Cable PPV service BET Action Pay-Per-View and satellite
services PrimeStar Inc. and EchoStar Communications Corp.'s Dish Network will join
Viewer's Choice and DirecTv Inc. in offering ESPN's 13-week, 100-plus-game
college-football package, which debuts Sept. 5, said Skip Desjardin, director of sales and
marketing for ESPN.

Action will offer a doubleheader telecast most Saturdays,
which will complement Viewer's Choice's three-channel, six-game weekly offering,
Desjardin said.

"This deal allows us to get more games to cable
systems," he said. "It provides what the package is all about -- giving
customers the widest amount of choice of the games that they want to see."

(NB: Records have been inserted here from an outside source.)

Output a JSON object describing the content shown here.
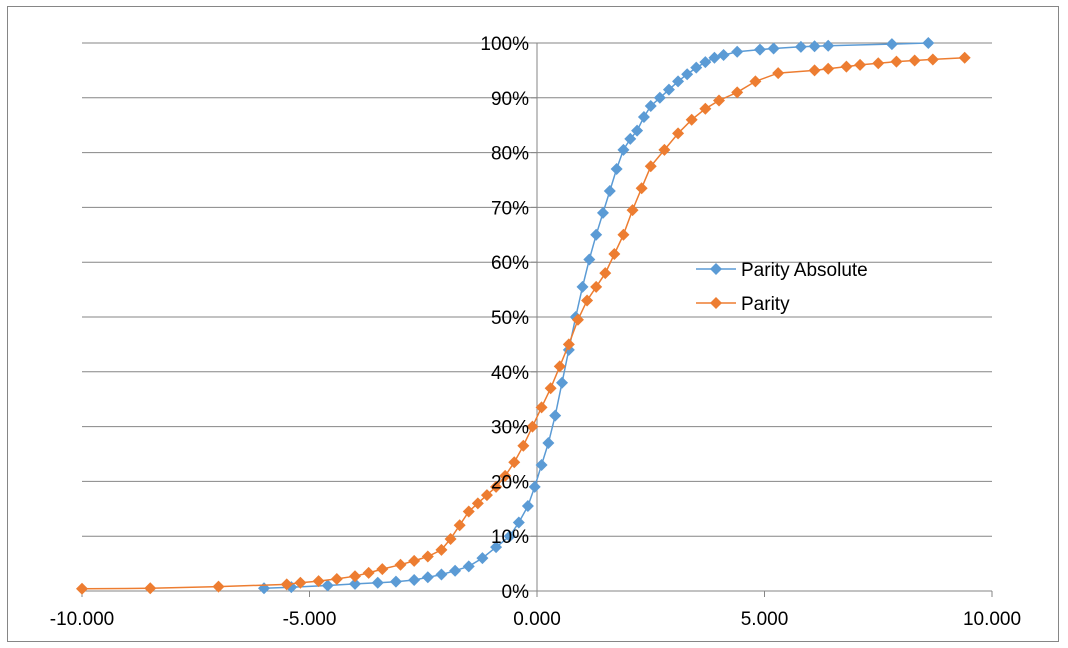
{
  "chart_data": {
    "type": "scatter",
    "title": "",
    "xlabel": "",
    "ylabel": "",
    "xlim": [
      -10,
      10
    ],
    "ylim": [
      0,
      100
    ],
    "x_ticks": [
      -10,
      -5,
      0,
      5,
      10
    ],
    "x_tick_labels": [
      "-10.000",
      "-5.000",
      "0.000",
      "5.000",
      "10.000"
    ],
    "y_ticks": [
      0,
      10,
      20,
      30,
      40,
      50,
      60,
      70,
      80,
      90,
      100
    ],
    "y_tick_labels": [
      "0%",
      "10%",
      "20%",
      "30%",
      "40%",
      "50%",
      "60%",
      "70%",
      "80%",
      "90%",
      "100%"
    ],
    "y_unit": "percent cumulative",
    "grid": "horizontal",
    "legend_position": "right-center",
    "series": [
      {
        "name": "Parity Absolute",
        "color": "#5B9BD5",
        "marker": "diamond",
        "x": [
          -6.0,
          -5.4,
          -4.6,
          -4.0,
          -3.5,
          -3.1,
          -2.7,
          -2.4,
          -2.1,
          -1.8,
          -1.5,
          -1.2,
          -0.9,
          -0.6,
          -0.4,
          -0.2,
          -0.05,
          0.1,
          0.25,
          0.4,
          0.55,
          0.7,
          0.85,
          1.0,
          1.15,
          1.3,
          1.45,
          1.6,
          1.75,
          1.9,
          2.05,
          2.2,
          2.35,
          2.5,
          2.7,
          2.9,
          3.1,
          3.3,
          3.5,
          3.7,
          3.9,
          4.1,
          4.4,
          4.9,
          5.2,
          5.8,
          6.1,
          6.4,
          7.8,
          8.6
        ],
        "y": [
          0.5,
          0.7,
          1.0,
          1.3,
          1.5,
          1.7,
          2.0,
          2.5,
          3.0,
          3.7,
          4.5,
          6.0,
          8.0,
          10.0,
          12.5,
          15.5,
          19.0,
          23.0,
          27.0,
          32.0,
          38.0,
          44.0,
          50.0,
          55.5,
          60.5,
          65.0,
          69.0,
          73.0,
          77.0,
          80.5,
          82.5,
          84.0,
          86.5,
          88.5,
          90.0,
          91.5,
          93.0,
          94.3,
          95.5,
          96.5,
          97.3,
          97.8,
          98.4,
          98.8,
          99.0,
          99.3,
          99.4,
          99.5,
          99.8,
          100.0
        ]
      },
      {
        "name": "Parity",
        "color": "#ED7D31",
        "marker": "diamond",
        "x": [
          -10.0,
          -8.5,
          -7.0,
          -5.5,
          -5.2,
          -4.8,
          -4.4,
          -4.0,
          -3.7,
          -3.4,
          -3.0,
          -2.7,
          -2.4,
          -2.1,
          -1.9,
          -1.7,
          -1.5,
          -1.3,
          -1.1,
          -0.9,
          -0.7,
          -0.5,
          -0.3,
          -0.1,
          0.1,
          0.3,
          0.5,
          0.7,
          0.9,
          1.1,
          1.3,
          1.5,
          1.7,
          1.9,
          2.1,
          2.3,
          2.5,
          2.8,
          3.1,
          3.4,
          3.7,
          4.0,
          4.4,
          4.8,
          5.3,
          6.1,
          6.4,
          6.8,
          7.1,
          7.5,
          7.9,
          8.3,
          8.7,
          9.4
        ],
        "y": [
          0.4,
          0.5,
          0.8,
          1.2,
          1.5,
          1.8,
          2.2,
          2.7,
          3.3,
          4.0,
          4.8,
          5.5,
          6.3,
          7.5,
          9.5,
          12.0,
          14.5,
          16.0,
          17.5,
          19.0,
          21.0,
          23.5,
          26.5,
          30.0,
          33.5,
          37.0,
          41.0,
          45.0,
          49.5,
          53.0,
          55.5,
          58.0,
          61.5,
          65.0,
          69.5,
          73.5,
          77.5,
          80.5,
          83.5,
          86.0,
          88.0,
          89.5,
          91.0,
          93.0,
          94.5,
          95.0,
          95.3,
          95.7,
          96.0,
          96.3,
          96.6,
          96.8,
          97.0,
          97.3
        ]
      }
    ]
  }
}
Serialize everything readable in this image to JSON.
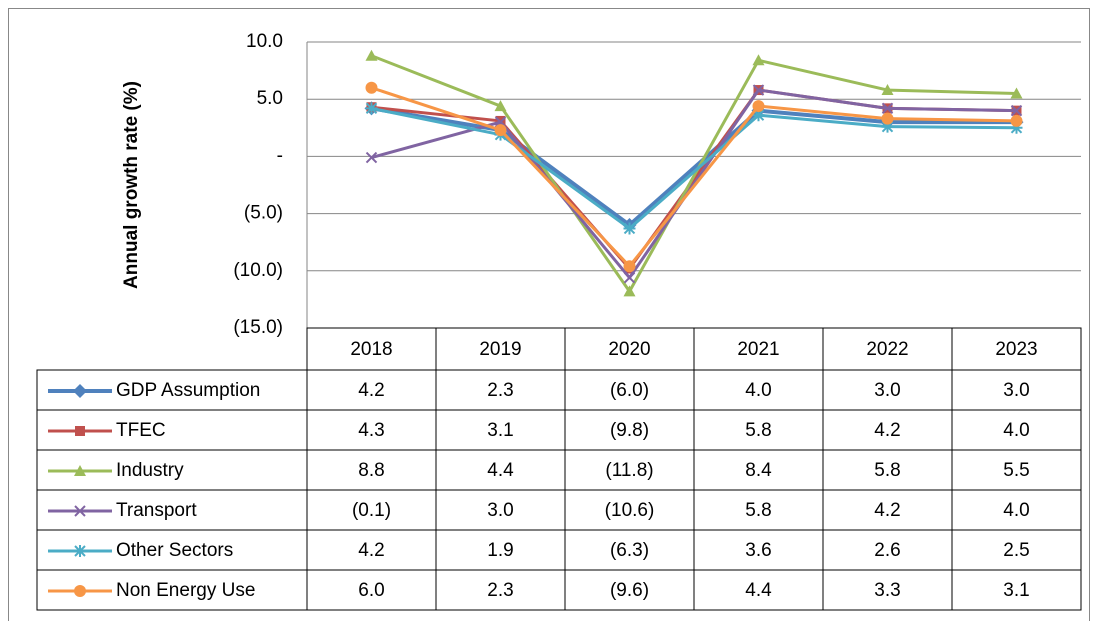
{
  "chart_data": {
    "type": "line",
    "y_label": "Annual growth rate (%)",
    "categories": [
      "2018",
      "2019",
      "2020",
      "2021",
      "2022",
      "2023"
    ],
    "ylim": [
      -15,
      10
    ],
    "yticks": [
      {
        "value": -15,
        "label": "(15.0)"
      },
      {
        "value": -10,
        "label": "(10.0)"
      },
      {
        "value": -5,
        "label": "(5.0)"
      },
      {
        "value": 0,
        "label": "-"
      },
      {
        "value": 5,
        "label": "5.0"
      },
      {
        "value": 10,
        "label": "10.0"
      }
    ],
    "grid": true,
    "data_table": true,
    "series": [
      {
        "name": "GDP Assumption",
        "color": "#4f81bd",
        "marker": "diamond",
        "width": 4,
        "values": [
          4.2,
          2.3,
          -6.0,
          4.0,
          3.0,
          3.0
        ],
        "value_labels": [
          "4.2",
          "2.3",
          "(6.0)",
          "4.0",
          "3.0",
          "3.0"
        ]
      },
      {
        "name": "TFEC",
        "color": "#c0504d",
        "marker": "square",
        "width": 3,
        "values": [
          4.3,
          3.1,
          -9.8,
          5.8,
          4.2,
          4.0
        ],
        "value_labels": [
          "4.3",
          "3.1",
          "(9.8)",
          "5.8",
          "4.2",
          "4.0"
        ]
      },
      {
        "name": "Industry",
        "color": "#9bbb59",
        "marker": "triangle",
        "width": 3,
        "values": [
          8.8,
          4.4,
          -11.8,
          8.4,
          5.8,
          5.5
        ],
        "value_labels": [
          "8.8",
          "4.4",
          "(11.8)",
          "8.4",
          "5.8",
          "5.5"
        ]
      },
      {
        "name": "Transport",
        "color": "#8064a2",
        "marker": "x",
        "width": 3,
        "values": [
          -0.1,
          3.0,
          -10.6,
          5.8,
          4.2,
          4.0
        ],
        "value_labels": [
          "(0.1)",
          "3.0",
          "(10.6)",
          "5.8",
          "4.2",
          "4.0"
        ]
      },
      {
        "name": "Other Sectors",
        "color": "#4bacc6",
        "marker": "star",
        "width": 3,
        "values": [
          4.2,
          1.9,
          -6.3,
          3.6,
          2.6,
          2.5
        ],
        "value_labels": [
          "4.2",
          "1.9",
          "(6.3)",
          "3.6",
          "2.6",
          "2.5"
        ]
      },
      {
        "name": "Non Energy Use",
        "color": "#f79646",
        "marker": "circle",
        "width": 3,
        "values": [
          6.0,
          2.3,
          -9.6,
          4.4,
          3.3,
          3.1
        ],
        "value_labels": [
          "6.0",
          "2.3",
          "(9.6)",
          "4.4",
          "3.3",
          "3.1"
        ]
      }
    ]
  }
}
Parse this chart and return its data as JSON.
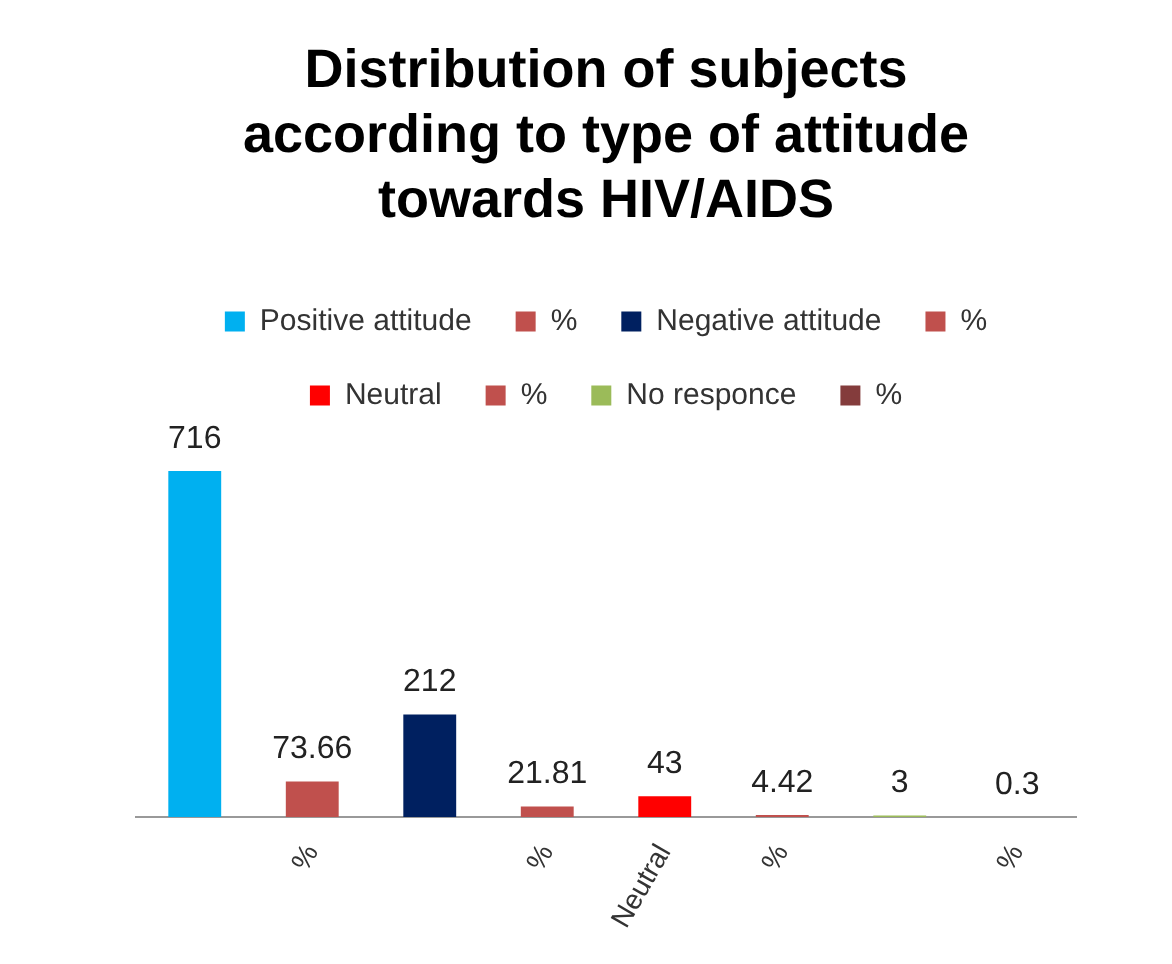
{
  "chart_data": {
    "type": "bar",
    "title": "Distribution of subjects according to type of attitude towards HIV/AIDS",
    "categories": [
      null,
      "%",
      null,
      "%",
      "Neutral",
      "%",
      null,
      "%"
    ],
    "series": [
      {
        "name": "Positive attitude",
        "color": "#00b0f0",
        "values": [
          716,
          null,
          null,
          null,
          null,
          null,
          null,
          null
        ]
      },
      {
        "name": "%",
        "color": "#c0504d",
        "values": [
          null,
          73.66,
          null,
          null,
          null,
          null,
          null,
          null
        ]
      },
      {
        "name": "Negative attitude",
        "color": "#002060",
        "values": [
          null,
          null,
          212,
          null,
          null,
          null,
          null,
          null
        ]
      },
      {
        "name": "%",
        "color": "#c0504d",
        "values": [
          null,
          null,
          null,
          21.81,
          null,
          null,
          null,
          null
        ]
      },
      {
        "name": "Neutral",
        "color": "#ff0000",
        "values": [
          null,
          null,
          null,
          null,
          43,
          null,
          null,
          null
        ]
      },
      {
        "name": "%",
        "color": "#c0504d",
        "values": [
          null,
          null,
          null,
          null,
          null,
          4.42,
          null,
          null
        ]
      },
      {
        "name": "No responce",
        "color": "#9bbb59",
        "values": [
          null,
          null,
          null,
          null,
          null,
          null,
          3,
          null
        ]
      },
      {
        "name": "%",
        "color": "#843c3c",
        "values": [
          null,
          null,
          null,
          null,
          null,
          null,
          null,
          0.3
        ]
      }
    ],
    "data_labels": true,
    "legend": "top",
    "grid": false
  }
}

The package -- which retails at $89 for the season, or
$11.95 per day -- will be in front of 1.4 million additional subscribers via its deal with
the Dish Network direct-broadcast satellite service, which will offer up to 10 games each
week via PPV.

"ESPN GamePlan is a fantastic football package, and it
gives Dish national customers access to more top college-football games than ever
before," said Michael Schwimmer, vice president of programming for EchoStar, in a
prepared statement.

The additions of EchoStar and PrimeStar, which reached an
agreement earlier this year, not only provide ESPN with more potential eyeballs, but also
with more opportunities to sell subscription packages, Desjardin said.

"Unlike cable, we've found that satellite
customers tend to buy the season packages instead of the per-buy -- mainly because DBS
typically offers more games than cable systems do," he said.

Although Desjardin would not reveal specific buy-rate
numbers, sources close to the situation said DBS generates much higher overall buy-rates
from GamePlan than cable does.

Last year's cable performance, however, was
"right within our expectations," while DBS exceeded expectations, Desjardin
said. "And we would expect that to happen again this year."